Strewn luggage of passengers at an accident scene after bus lost control at Fort Ternan in Kericho County on October 10,2018. [Kipsang Joseph, Standard]

Fort Ternan, the village where a bus accident caused the death of more than 50 people yesterday, is known for its beauty and great geographical features.

Sitting on a prehistoric site, where archaeologist Louis Leakey discovered a 14 million-year-old fossil in 1961, Fort Ternan was a little known village until white settlers grabbed it soon after the construction of the Nairobi-Kisumu railway line.

It is characterised by picturesque rolling hills, valleys and breathtaking escarpments-one which became the scene of yesterday's accident.

Indians working on the 1901 railway line blew tunnels across the hanging ridges and built long scenic but scary bridges, turning the area into a great tourist attraction.

It is near one of these tunnels that the bus flew off the road before rolling down.
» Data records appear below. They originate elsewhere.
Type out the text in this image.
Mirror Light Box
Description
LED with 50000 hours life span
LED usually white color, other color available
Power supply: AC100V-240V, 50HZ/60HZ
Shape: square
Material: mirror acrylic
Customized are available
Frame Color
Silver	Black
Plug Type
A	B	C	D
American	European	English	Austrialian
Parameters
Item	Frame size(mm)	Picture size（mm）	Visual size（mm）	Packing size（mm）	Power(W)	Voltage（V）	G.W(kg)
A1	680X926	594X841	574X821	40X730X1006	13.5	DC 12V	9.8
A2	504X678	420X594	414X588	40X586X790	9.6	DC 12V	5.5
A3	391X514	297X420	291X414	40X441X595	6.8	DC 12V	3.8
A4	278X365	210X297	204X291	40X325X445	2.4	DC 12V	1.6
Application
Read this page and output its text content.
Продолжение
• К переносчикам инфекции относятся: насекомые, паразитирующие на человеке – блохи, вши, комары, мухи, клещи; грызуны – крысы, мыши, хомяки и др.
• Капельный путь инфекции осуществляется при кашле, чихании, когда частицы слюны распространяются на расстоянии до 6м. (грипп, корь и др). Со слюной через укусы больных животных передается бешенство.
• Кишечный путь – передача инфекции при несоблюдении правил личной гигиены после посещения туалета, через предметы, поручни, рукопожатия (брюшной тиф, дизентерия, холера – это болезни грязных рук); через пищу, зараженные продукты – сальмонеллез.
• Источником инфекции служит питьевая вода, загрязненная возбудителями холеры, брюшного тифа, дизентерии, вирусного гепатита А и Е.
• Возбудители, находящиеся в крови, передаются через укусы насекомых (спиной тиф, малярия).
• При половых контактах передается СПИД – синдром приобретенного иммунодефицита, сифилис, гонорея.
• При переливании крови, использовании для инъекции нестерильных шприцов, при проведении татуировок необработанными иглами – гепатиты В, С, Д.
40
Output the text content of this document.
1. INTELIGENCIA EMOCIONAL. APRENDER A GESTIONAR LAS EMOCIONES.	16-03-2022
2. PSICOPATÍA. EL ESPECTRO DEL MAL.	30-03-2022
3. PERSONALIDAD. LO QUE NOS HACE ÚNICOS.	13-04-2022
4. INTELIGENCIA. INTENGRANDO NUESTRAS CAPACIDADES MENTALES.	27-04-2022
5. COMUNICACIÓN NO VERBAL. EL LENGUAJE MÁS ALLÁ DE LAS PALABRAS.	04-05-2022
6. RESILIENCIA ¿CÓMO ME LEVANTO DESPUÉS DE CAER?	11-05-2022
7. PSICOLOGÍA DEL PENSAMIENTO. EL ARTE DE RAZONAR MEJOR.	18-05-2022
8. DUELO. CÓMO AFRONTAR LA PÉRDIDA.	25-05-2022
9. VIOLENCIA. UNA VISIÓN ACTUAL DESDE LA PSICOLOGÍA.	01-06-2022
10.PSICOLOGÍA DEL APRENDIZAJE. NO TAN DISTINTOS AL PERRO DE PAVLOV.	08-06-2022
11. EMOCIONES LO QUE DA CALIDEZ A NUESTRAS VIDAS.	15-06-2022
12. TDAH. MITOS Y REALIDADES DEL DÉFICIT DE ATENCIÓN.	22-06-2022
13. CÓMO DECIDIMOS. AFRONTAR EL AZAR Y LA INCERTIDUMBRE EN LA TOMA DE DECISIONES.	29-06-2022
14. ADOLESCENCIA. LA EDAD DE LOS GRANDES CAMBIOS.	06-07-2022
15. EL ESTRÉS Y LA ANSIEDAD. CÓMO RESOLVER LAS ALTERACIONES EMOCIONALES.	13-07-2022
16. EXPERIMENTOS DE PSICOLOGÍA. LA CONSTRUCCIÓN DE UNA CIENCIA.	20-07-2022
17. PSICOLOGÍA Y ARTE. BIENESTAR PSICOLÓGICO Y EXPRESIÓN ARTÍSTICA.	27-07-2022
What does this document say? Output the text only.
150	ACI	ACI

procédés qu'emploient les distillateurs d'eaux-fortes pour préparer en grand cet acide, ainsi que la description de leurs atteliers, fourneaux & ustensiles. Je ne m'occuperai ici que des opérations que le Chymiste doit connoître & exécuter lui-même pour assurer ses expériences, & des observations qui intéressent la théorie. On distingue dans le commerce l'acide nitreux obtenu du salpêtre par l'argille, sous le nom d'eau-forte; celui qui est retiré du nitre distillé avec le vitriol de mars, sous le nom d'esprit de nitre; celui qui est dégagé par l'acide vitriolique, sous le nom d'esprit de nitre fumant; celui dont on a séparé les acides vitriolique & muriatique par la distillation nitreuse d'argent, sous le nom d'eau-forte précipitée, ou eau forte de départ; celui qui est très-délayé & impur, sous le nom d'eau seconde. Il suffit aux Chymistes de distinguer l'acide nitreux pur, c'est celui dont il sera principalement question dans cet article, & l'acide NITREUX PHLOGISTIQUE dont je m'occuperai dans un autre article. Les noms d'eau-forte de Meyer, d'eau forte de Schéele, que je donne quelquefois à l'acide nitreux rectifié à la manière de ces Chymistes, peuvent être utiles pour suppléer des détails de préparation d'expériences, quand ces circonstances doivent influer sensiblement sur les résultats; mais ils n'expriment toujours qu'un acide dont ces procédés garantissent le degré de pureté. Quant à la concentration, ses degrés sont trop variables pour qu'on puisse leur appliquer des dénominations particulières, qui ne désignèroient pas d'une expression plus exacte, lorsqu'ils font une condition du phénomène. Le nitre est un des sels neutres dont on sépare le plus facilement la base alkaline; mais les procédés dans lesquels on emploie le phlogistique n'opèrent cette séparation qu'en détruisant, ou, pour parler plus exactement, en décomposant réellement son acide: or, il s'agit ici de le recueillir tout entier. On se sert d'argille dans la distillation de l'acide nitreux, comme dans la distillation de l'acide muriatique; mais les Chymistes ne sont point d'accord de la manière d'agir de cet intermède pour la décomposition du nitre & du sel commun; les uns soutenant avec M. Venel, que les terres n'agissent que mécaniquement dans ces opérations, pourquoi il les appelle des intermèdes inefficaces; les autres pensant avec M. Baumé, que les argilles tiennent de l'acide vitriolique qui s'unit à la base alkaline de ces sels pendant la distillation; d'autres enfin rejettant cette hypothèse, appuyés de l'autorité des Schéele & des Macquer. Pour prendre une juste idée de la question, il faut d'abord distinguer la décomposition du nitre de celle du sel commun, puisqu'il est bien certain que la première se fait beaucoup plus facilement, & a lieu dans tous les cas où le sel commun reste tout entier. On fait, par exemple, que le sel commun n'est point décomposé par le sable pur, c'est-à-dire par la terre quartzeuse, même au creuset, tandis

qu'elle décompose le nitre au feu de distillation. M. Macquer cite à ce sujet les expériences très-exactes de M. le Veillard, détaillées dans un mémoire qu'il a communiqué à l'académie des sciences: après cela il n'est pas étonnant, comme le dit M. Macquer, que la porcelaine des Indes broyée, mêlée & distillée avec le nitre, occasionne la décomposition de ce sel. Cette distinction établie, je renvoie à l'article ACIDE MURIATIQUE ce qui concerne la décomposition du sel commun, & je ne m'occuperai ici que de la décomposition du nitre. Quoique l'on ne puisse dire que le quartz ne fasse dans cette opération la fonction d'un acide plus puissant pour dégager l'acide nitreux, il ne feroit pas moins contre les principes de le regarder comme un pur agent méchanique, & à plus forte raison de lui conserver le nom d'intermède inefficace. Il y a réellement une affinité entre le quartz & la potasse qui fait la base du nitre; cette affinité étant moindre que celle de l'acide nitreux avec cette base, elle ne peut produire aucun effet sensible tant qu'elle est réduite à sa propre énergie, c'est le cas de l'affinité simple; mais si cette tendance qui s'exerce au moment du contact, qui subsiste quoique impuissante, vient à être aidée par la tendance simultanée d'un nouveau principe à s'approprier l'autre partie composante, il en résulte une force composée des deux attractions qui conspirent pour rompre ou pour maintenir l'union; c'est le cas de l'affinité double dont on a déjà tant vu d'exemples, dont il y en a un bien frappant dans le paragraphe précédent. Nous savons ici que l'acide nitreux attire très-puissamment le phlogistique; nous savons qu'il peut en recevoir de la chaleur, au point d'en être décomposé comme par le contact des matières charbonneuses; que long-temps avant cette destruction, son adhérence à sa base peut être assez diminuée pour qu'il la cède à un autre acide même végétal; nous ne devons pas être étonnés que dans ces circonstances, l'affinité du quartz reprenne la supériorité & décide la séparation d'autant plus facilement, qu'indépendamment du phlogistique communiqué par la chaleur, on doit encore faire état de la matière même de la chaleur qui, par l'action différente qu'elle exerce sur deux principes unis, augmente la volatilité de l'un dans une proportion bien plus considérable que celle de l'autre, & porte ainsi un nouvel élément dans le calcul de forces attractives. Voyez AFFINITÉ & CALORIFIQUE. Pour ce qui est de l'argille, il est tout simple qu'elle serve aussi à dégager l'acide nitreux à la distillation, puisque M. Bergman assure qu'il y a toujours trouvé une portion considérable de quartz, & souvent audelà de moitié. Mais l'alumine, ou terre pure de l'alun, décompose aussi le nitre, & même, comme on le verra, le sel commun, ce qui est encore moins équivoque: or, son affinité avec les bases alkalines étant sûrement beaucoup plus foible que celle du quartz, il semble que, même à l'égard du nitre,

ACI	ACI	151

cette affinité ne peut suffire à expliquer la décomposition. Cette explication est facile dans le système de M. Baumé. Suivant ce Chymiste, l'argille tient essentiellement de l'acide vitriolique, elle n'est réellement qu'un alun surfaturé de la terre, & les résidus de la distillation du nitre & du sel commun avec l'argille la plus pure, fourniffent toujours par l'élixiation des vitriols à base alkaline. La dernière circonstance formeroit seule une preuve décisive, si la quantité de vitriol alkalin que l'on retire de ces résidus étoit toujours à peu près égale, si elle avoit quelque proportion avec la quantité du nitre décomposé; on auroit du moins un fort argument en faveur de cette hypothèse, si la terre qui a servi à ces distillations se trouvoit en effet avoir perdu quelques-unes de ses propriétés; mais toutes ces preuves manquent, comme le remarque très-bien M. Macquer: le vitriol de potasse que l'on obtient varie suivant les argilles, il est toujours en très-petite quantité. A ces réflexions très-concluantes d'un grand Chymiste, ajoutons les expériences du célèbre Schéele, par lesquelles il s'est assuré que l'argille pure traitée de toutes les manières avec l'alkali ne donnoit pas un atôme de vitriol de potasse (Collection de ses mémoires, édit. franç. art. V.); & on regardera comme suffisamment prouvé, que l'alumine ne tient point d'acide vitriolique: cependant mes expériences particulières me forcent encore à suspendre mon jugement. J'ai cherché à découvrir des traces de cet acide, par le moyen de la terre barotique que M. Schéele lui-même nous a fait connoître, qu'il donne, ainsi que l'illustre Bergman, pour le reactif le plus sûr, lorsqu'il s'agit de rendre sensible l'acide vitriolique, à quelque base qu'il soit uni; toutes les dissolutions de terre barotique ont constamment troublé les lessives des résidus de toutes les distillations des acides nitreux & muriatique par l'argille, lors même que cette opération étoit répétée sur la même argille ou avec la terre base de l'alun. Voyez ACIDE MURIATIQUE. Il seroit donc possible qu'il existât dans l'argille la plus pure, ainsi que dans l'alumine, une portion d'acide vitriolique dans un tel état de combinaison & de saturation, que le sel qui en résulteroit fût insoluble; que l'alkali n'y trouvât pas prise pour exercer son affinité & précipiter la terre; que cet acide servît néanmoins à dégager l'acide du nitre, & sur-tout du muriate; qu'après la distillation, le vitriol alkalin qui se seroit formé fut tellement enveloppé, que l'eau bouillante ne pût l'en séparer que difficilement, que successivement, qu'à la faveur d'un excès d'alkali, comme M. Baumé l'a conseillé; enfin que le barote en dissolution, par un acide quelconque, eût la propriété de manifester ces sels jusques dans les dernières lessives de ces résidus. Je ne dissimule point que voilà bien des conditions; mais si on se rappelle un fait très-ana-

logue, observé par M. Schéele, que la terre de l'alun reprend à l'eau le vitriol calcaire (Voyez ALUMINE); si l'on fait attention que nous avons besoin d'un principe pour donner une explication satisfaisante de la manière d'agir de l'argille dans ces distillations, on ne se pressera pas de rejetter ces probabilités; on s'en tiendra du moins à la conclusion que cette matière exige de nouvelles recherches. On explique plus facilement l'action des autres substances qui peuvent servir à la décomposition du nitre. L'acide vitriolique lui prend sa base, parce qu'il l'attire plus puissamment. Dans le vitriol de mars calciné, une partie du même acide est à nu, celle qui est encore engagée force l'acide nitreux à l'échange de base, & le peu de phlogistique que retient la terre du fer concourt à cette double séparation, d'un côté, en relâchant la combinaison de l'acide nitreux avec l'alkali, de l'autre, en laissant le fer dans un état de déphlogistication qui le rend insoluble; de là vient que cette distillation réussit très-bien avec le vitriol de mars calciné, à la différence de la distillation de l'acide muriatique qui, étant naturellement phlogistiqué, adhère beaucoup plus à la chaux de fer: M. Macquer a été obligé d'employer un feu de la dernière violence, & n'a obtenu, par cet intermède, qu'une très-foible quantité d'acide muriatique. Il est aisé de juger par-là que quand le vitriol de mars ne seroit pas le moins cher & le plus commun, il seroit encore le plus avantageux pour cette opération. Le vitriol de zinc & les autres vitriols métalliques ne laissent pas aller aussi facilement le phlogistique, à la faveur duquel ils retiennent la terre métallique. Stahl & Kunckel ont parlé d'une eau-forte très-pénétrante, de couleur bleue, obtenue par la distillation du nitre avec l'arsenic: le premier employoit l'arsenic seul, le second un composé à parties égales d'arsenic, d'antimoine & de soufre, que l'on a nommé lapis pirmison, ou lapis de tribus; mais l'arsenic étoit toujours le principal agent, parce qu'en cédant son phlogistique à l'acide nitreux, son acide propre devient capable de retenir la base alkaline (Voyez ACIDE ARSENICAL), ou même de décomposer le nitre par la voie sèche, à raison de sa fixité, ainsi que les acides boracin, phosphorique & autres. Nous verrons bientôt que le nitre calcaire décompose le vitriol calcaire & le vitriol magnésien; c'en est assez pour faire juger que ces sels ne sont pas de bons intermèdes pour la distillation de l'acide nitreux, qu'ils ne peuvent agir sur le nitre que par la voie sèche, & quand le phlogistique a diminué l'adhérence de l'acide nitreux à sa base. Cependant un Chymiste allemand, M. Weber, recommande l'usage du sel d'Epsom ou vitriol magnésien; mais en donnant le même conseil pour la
Fort Ternan is located in Kericho County but lies on the border with Kisumu. Fort Ternan town is a small but busy cosmopolitan centre inhabited by farmers and traders.

The township, located some 70km from Kisumu, falls in the Kipkelion West Constituency.

It neigbhours Koru on the Kisumu side and is popular with wealthy farmers and immigrants from other parts of Nyanza and Rift Valley.

The area is an agriculturally rich with large maize, coffee, and tea farms. Locals here also invest heavily in dairy farming.

The new Londiani-Muhoroni road that cuts across Fort Ternan meanders around the escarpment like a snake while providing a breath-taking scenery. It is also a death trap owing to its many bends, rivers, valleys and hilly sections.

Before the Butere-Kisumu-Nairobi railway line collapsed more than 10 years ago, the Fort Ternan  Railway station was one of the busiest in the region.

Records show that Fort Ternan's original Kipsigis name was Kapkures. The name was changed by the British colonial government in 1903, two years after the railway line passed there.